Mittwoch, 21. Oktober 2009

adiós amigos

Ja, so schnell geht das...
Jetzt bin ich schon wieder einen Monat in Deutschland und kann es alles noch gar nicht richtig fassen.
Ich hänge zwar nicht mehr so ganz in der Luft wie in den ersten Tagen, aber so wirklich richtig angekommen bin ich wohl auch noch nicht. Mit meinem Herzen bin ich irgendwo zwischen Peru und Deutschland hängen geblieben und es weiss noch nicht so richtig wo es nun genau hin gehört.
Ich lebe mich langsam wieder ein und gewöhne mich wieder ganz neu an die deutschen Eigenheiten und Regeln.

Meine letzten Wochen in Peru habe ich noch voll ausgenutzt und bin sogar das vorletzte Wochenende noch nach Huancayo gefahren und habe dort Hauke besucht, der dort nun sein soziales Jahr verbringen wird, so wie ich es in Lima getan habe.
Wir hben uns seine Arbeit in einem Kinderdorf angesehen, haben mit der Klampfe der alten Tage in Deutschland gedacht und sind sogar auf einen Gletscher auf 5200 Metern Höhe raufgeklettert.
Das war sehr abenteuerlich und obwohl ich durch Marcahuasi ja schon ein wenig drauf vorbereitet war, war es doch um einiges schwieriger zu bewältigen. Der Ausblick, die Lagunen und der Schnee waren es aber auf jeden Fall wert!

Meine Freunde und Mitbewohner, sogar auch meine Chefin und die Kinder, haebn mir einen unvergesslichen Abschied geschenkt, was es mir natürlich noch schwerer machte zu gehen.

Es fällt mir immer noch schwer zu glauben, dass ich dieses Jahr wirklich erlebt habe und bis ich wirklich eine objektive Bilanz ziehen kannwird es wohl auch noch so seine Zeit dauern.
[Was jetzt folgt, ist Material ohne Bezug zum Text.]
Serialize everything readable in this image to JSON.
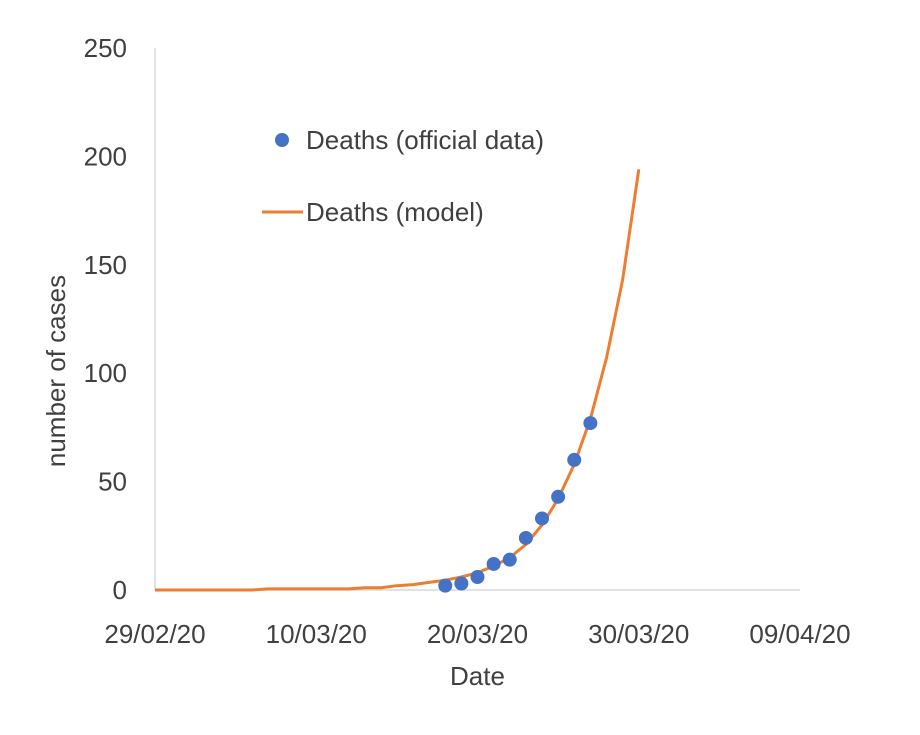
{
  "chart_data": {
    "type": "line",
    "title": "",
    "xlabel": "Date",
    "ylabel": "number of cases",
    "x_tick_labels": [
      "29/02/20",
      "10/03/20",
      "20/03/20",
      "30/03/20",
      "09/04/20"
    ],
    "x_tick_days": [
      0,
      10,
      20,
      30,
      40
    ],
    "y_tick_labels": [
      "0",
      "50",
      "100",
      "150",
      "200",
      "250"
    ],
    "xlim_days": [
      0,
      40
    ],
    "ylim": [
      0,
      250
    ],
    "grid": false,
    "legend_position": "top-left inside plot",
    "series": [
      {
        "name": "Deaths (official data)",
        "kind": "scatter",
        "color": "#4472C4",
        "points": [
          {
            "date": "18/03/20",
            "value": 2
          },
          {
            "date": "19/03/20",
            "value": 3
          },
          {
            "date": "20/03/20",
            "value": 6
          },
          {
            "date": "21/03/20",
            "value": 12
          },
          {
            "date": "22/03/20",
            "value": 14
          },
          {
            "date": "23/03/20",
            "value": 24
          },
          {
            "date": "24/03/20",
            "value": 33
          },
          {
            "date": "25/03/20",
            "value": 43
          },
          {
            "date": "26/03/20",
            "value": 60
          },
          {
            "date": "27/03/20",
            "value": 77
          }
        ]
      },
      {
        "name": "Deaths (model)",
        "kind": "line",
        "color": "#ED7D31",
        "points": [
          {
            "date": "29/02/20",
            "value": 0
          },
          {
            "date": "06/03/20",
            "value": 0
          },
          {
            "date": "07/03/20",
            "value": 0.5
          },
          {
            "date": "12/03/20",
            "value": 0.5
          },
          {
            "date": "13/03/20",
            "value": 1
          },
          {
            "date": "14/03/20",
            "value": 1
          },
          {
            "date": "15/03/20",
            "value": 2
          },
          {
            "date": "16/03/20",
            "value": 2.5
          },
          {
            "date": "17/03/20",
            "value": 3.5
          },
          {
            "date": "18/03/20",
            "value": 4.5
          },
          {
            "date": "19/03/20",
            "value": 6
          },
          {
            "date": "20/03/20",
            "value": 8
          },
          {
            "date": "21/03/20",
            "value": 11
          },
          {
            "date": "22/03/20",
            "value": 15
          },
          {
            "date": "23/03/20",
            "value": 21
          },
          {
            "date": "24/03/20",
            "value": 30
          },
          {
            "date": "25/03/20",
            "value": 42
          },
          {
            "date": "26/03/20",
            "value": 58
          },
          {
            "date": "27/03/20",
            "value": 79
          },
          {
            "date": "28/03/20",
            "value": 107
          },
          {
            "date": "29/03/20",
            "value": 143
          },
          {
            "date": "30/03/20",
            "value": 194
          }
        ]
      }
    ]
  }
}
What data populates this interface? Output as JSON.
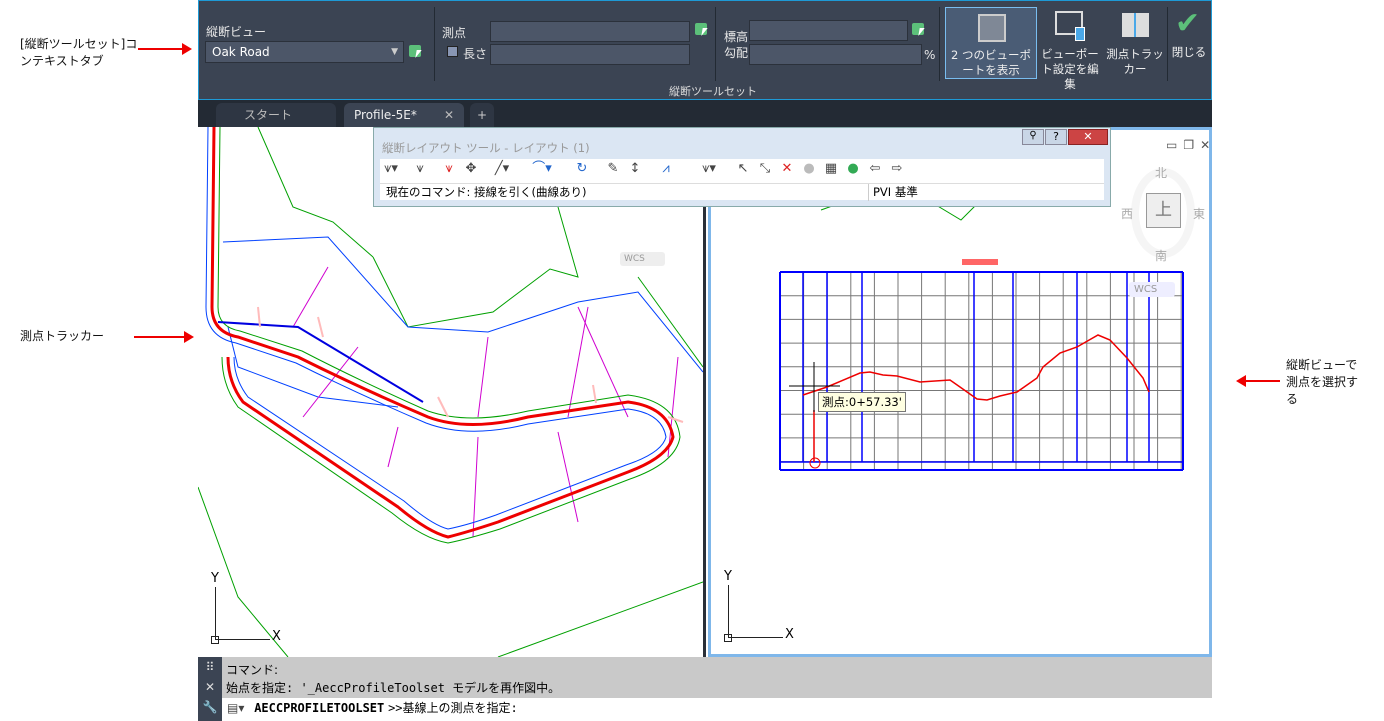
{
  "annotations": {
    "context_tab": "[縦断ツールセット]コンテキストタブ",
    "station_tracker": "測点トラッカー",
    "select_station": "縦断ビューで測点を選択する"
  },
  "ribbon": {
    "profile_view_label": "縦断ビュー",
    "profile_view_value": "Oak Road",
    "station_label": "測点",
    "station_value": "",
    "length_label": "長さ",
    "length_value": "",
    "elevation_label": "標高",
    "elevation_value": "",
    "grade_label": "勾配",
    "grade_value": "",
    "grade_unit": "%",
    "show_two_viewports": "2 つのビューポートを表示",
    "edit_viewport_settings": "ビューポート設定を編集",
    "station_tracker": "測点トラッカー",
    "close": "閉じる",
    "panel_title": "縦断ツールセット",
    "accent_color": "#1e9ad6"
  },
  "tabs": [
    {
      "label": "スタート"
    },
    {
      "label": "Profile-5E*"
    }
  ],
  "layout_tools": {
    "title": "縦断レイアウト ツール - レイアウト (1)",
    "current_command": "現在のコマンド: 接線を引く(曲線あり)",
    "pvi_basis": "PVI 基準"
  },
  "viewcube": {
    "north": "北",
    "south": "南",
    "east": "東",
    "west": "西",
    "top": "上",
    "wcs": "WCS"
  },
  "profile": {
    "tooltip": "測点:0+57.33'"
  },
  "axes": {
    "x": "X",
    "y": "Y"
  },
  "command": {
    "line1": "コマンド:",
    "line2": "始点を指定: '_AeccProfileToolset モデルを再作図中。",
    "prompt_cmd": "AECCPROFILETOOLSET",
    "prompt_text": ">>基線上の測点を指定:"
  }
}
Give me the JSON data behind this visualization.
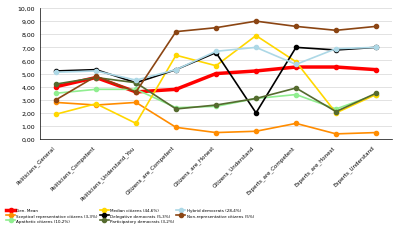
{
  "categories": [
    "Politicians_General",
    "Politicians_Competent",
    "Politicians_Understand_You",
    "Citizens_are_Competent",
    "Citizens_are_Honest",
    "Citizens_Understand",
    "Experts_are_Competent",
    "Experts_are_Honest",
    "Experts_Understand"
  ],
  "series": {
    "Gen. Mean": {
      "color": "#FF0000",
      "values": [
        4.0,
        4.7,
        3.6,
        3.8,
        5.0,
        5.2,
        5.5,
        5.5,
        5.3
      ],
      "linewidth": 2.5,
      "marker": "o",
      "markersize": 3
    },
    "Sceptical representative citizens (3,3%)": {
      "color": "#FF8C00",
      "values": [
        2.8,
        2.6,
        2.8,
        0.9,
        0.5,
        0.6,
        1.2,
        0.4,
        0.5
      ],
      "linewidth": 1.2,
      "marker": "o",
      "markersize": 3
    },
    "Apathetic citizens (10,2%)": {
      "color": "#90EE90",
      "values": [
        3.5,
        3.8,
        3.8,
        2.4,
        2.5,
        3.1,
        3.4,
        2.3,
        3.4
      ],
      "linewidth": 1.2,
      "marker": "o",
      "markersize": 3
    },
    "Median citizens (44,6%)": {
      "color": "#FFD700",
      "values": [
        1.9,
        2.7,
        1.2,
        6.4,
        5.6,
        7.9,
        5.9,
        2.0,
        3.4
      ],
      "linewidth": 1.2,
      "marker": "o",
      "markersize": 3
    },
    "Delegative democrats (5,3%)": {
      "color": "#000000",
      "values": [
        5.2,
        5.3,
        4.3,
        5.3,
        6.6,
        2.0,
        7.0,
        6.8,
        7.0
      ],
      "linewidth": 1.2,
      "marker": "o",
      "markersize": 3
    },
    "Participatory democrats (3,2%)": {
      "color": "#556B2F",
      "values": [
        4.2,
        4.7,
        4.3,
        2.3,
        2.6,
        3.1,
        3.9,
        2.1,
        3.5
      ],
      "linewidth": 1.2,
      "marker": "o",
      "markersize": 3
    },
    "Hybrid democrats (28,4%)": {
      "color": "#ADD8E6",
      "values": [
        5.1,
        5.2,
        4.5,
        5.3,
        6.7,
        7.0,
        5.7,
        6.9,
        7.0
      ],
      "linewidth": 1.2,
      "marker": "o",
      "markersize": 3
    },
    "Non-representative citizens (5%)": {
      "color": "#8B4513",
      "values": [
        3.0,
        4.8,
        3.6,
        8.2,
        8.5,
        9.0,
        8.6,
        8.3,
        8.6
      ],
      "linewidth": 1.2,
      "marker": "o",
      "markersize": 3
    }
  },
  "ylim": [
    0.0,
    10.0
  ],
  "ytick_labels": [
    "0,00",
    "1,00",
    "2,00",
    "3,00",
    "4,00",
    "5,00",
    "6,00",
    "7,00",
    "8,00",
    "9,00",
    "10,00"
  ],
  "yticks": [
    0.0,
    1.0,
    2.0,
    3.0,
    4.0,
    5.0,
    6.0,
    7.0,
    8.0,
    9.0,
    10.0
  ],
  "bg_color": "#FFFFFF",
  "grid_color": "#CCCCCC"
}
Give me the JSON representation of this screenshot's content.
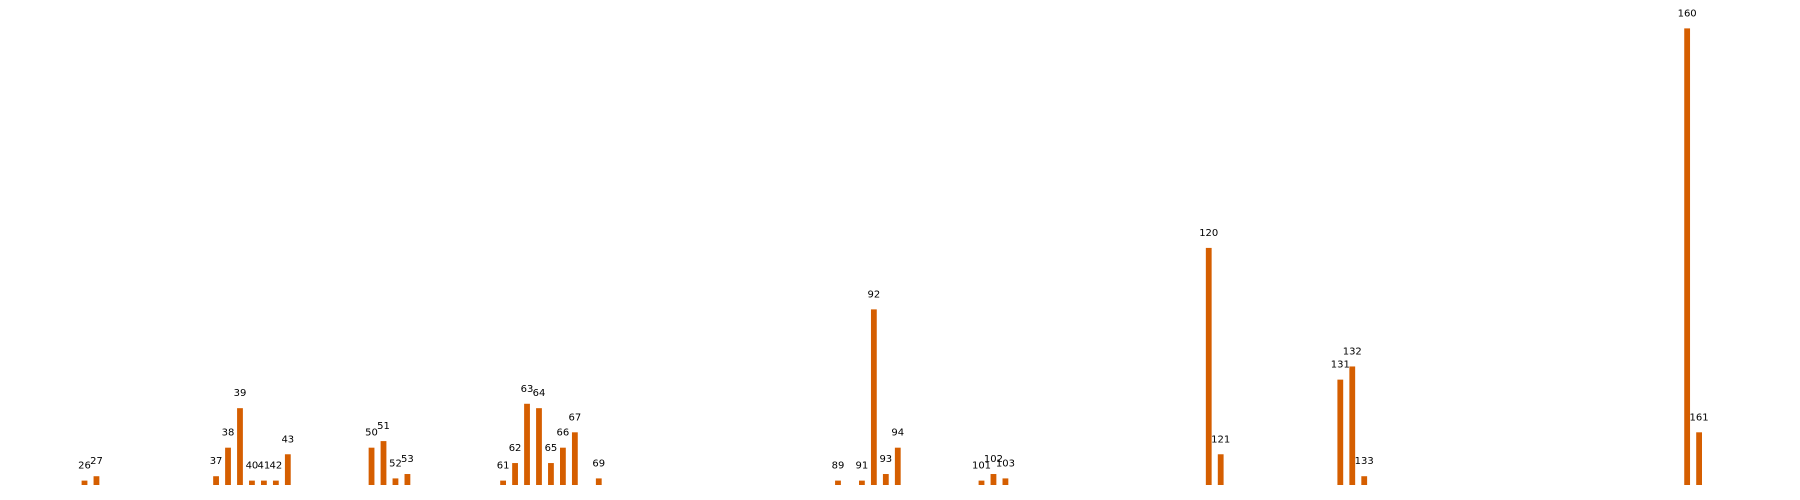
{
  "chart_data": {
    "type": "bar",
    "title": "",
    "xlabel": "",
    "ylabel": "",
    "grid": false,
    "legend": "none",
    "bar_color": "#d55e00",
    "ylim": [
      0,
      210
    ],
    "bars": [
      {
        "label": "26",
        "x": 26,
        "y": 2
      },
      {
        "label": "27",
        "x": 27,
        "y": 4
      },
      {
        "label": "37",
        "x": 37,
        "y": 4
      },
      {
        "label": "38",
        "x": 38,
        "y": 17
      },
      {
        "label": "39",
        "x": 39,
        "y": 35
      },
      {
        "label": "40",
        "x": 40,
        "y": 2
      },
      {
        "label": "41",
        "x": 41,
        "y": 2
      },
      {
        "label": "42",
        "x": 42,
        "y": 2
      },
      {
        "label": "43",
        "x": 43,
        "y": 14
      },
      {
        "label": "50",
        "x": 50,
        "y": 17
      },
      {
        "label": "51",
        "x": 51,
        "y": 20
      },
      {
        "label": "52",
        "x": 52,
        "y": 3
      },
      {
        "label": "53",
        "x": 53,
        "y": 5
      },
      {
        "label": "61",
        "x": 61,
        "y": 2
      },
      {
        "label": "62",
        "x": 62,
        "y": 10
      },
      {
        "label": "63",
        "x": 63,
        "y": 37
      },
      {
        "label": "64",
        "x": 64,
        "y": 35
      },
      {
        "label": "65",
        "x": 65,
        "y": 10
      },
      {
        "label": "66",
        "x": 66,
        "y": 17
      },
      {
        "label": "67",
        "x": 67,
        "y": 24
      },
      {
        "label": "69",
        "x": 69,
        "y": 3
      },
      {
        "label": "89",
        "x": 89,
        "y": 2
      },
      {
        "label": "91",
        "x": 91,
        "y": 2
      },
      {
        "label": "92",
        "x": 92,
        "y": 80
      },
      {
        "label": "93",
        "x": 93,
        "y": 5
      },
      {
        "label": "94",
        "x": 94,
        "y": 17
      },
      {
        "label": "101",
        "x": 101,
        "y": 2
      },
      {
        "label": "102",
        "x": 102,
        "y": 5
      },
      {
        "label": "103",
        "x": 103,
        "y": 3
      },
      {
        "label": "120",
        "x": 120,
        "y": 108
      },
      {
        "label": "121",
        "x": 121,
        "y": 14
      },
      {
        "label": "131",
        "x": 131,
        "y": 48
      },
      {
        "label": "132",
        "x": 132,
        "y": 54
      },
      {
        "label": "133",
        "x": 133,
        "y": 4
      },
      {
        "label": "160",
        "x": 160,
        "y": 208
      },
      {
        "label": "161",
        "x": 161,
        "y": 24
      }
    ]
  }
}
Das einzige was ich ganz sicher sagen kann ist, dass dieses Jahr eines der wichtigsten und erfahrungsreichsten und schönsten Jahre meines Lebens war und ich das alles nie vergessen werde was ich dort erlebt habe!

Danke an alle die mich während dem Jahr begleitet und unterstützt haben!
Ich wünsche euch allen eine schöne Reise durchs Leben egal wohin es euch verschlagen wird und zum Glück gibt e ja die neue Technik die Enfehrnungen gar nicht so lang erscheinen lassen. ;)

Liebe Grüße
la Celia

Mittwoch, 9. September 2009

Marcahuasi

Hola!

Letztes Wochenende bin ich mit nem peruansichen Freund nach Marcahuasi gefahren, einem Steinwald etwa fuenf Stunden von Lima entfehrnt.
Zuerst ging es fuer uns in den Luftkuhrort Chosica, zwei Stunden von hier.
Dort fahren viele limeñer an ihren Wochenenden hin um zur Abwechslung aml suabere Luft zu atmen, die Sonne und das gruen zu geniessen. Chosica hat naemlich schon das Klima der Sierra.

Von dort ging es dann mit dem Bus weiter ins kleine Bergdoefchen San Pedro de Casta, was aus 200 Haeusern besteht und direkt am Abhang gebaut ist.
Eignetlich fahren die letzten Busse von Chosica um 3 Uhr nachmittags, weil die Strecke recht eng und gefaehrlich ist und es kein Licht gibt.
Als wir jedoch um 3 Uhr dort ankamen, war der Bus schon weg. Sehr untypisch fuer Peruaner. Ich war echt ein bisshen geschockt!
Jedenfalls hatten wir Glueck und eine Stunde spaeter fuhr nochmal ein Bus ab.

Das Dorf San Pedro de Casta ist total niedlich, ueberall gibts Esel die in den Strassen rumlaufen und alle Leute sind total nett und freundlich.
Abends haben wir dann die Sterne und den Vollmond bestaunt und am naechsten Morgen ging es fuer uns um 6 Uhr frueh rauf nach Marcahuasi.
Der Weg war super steil und total anstrengend. Ich dachte zwischendurch ernsthaft ich wurde es nicht schaffen und war kurz vorm Aufgeben.
Da bleibt einem wortwoertlich die Luft weg, wenn man von 0 auf 4000 meter kommt.
Wir haben an diesem Tag locker einen Kilometer an Hoehe ueberwunden.
Als wir jedoch nach nur zwei Stunden Aufstieg oben ankamen und uns ein wenig ausgeruht hatten, konnten wir dann auch die einfach atemberaubenede Landschaft geniessen.
Hohe Steinwaende, Kakteen, sattes gruen, alte verfallende Haeuser, exotische Tiere und viele Gesichter die einen aus den Steinen heraus anstarrten.

Nach einigen wenigen Stunden mussten wir leider schon wieder hinuntersteigen, damit wir den letzten Bus um 2 Uhr nachmittags nach Chosica nehmen konnten.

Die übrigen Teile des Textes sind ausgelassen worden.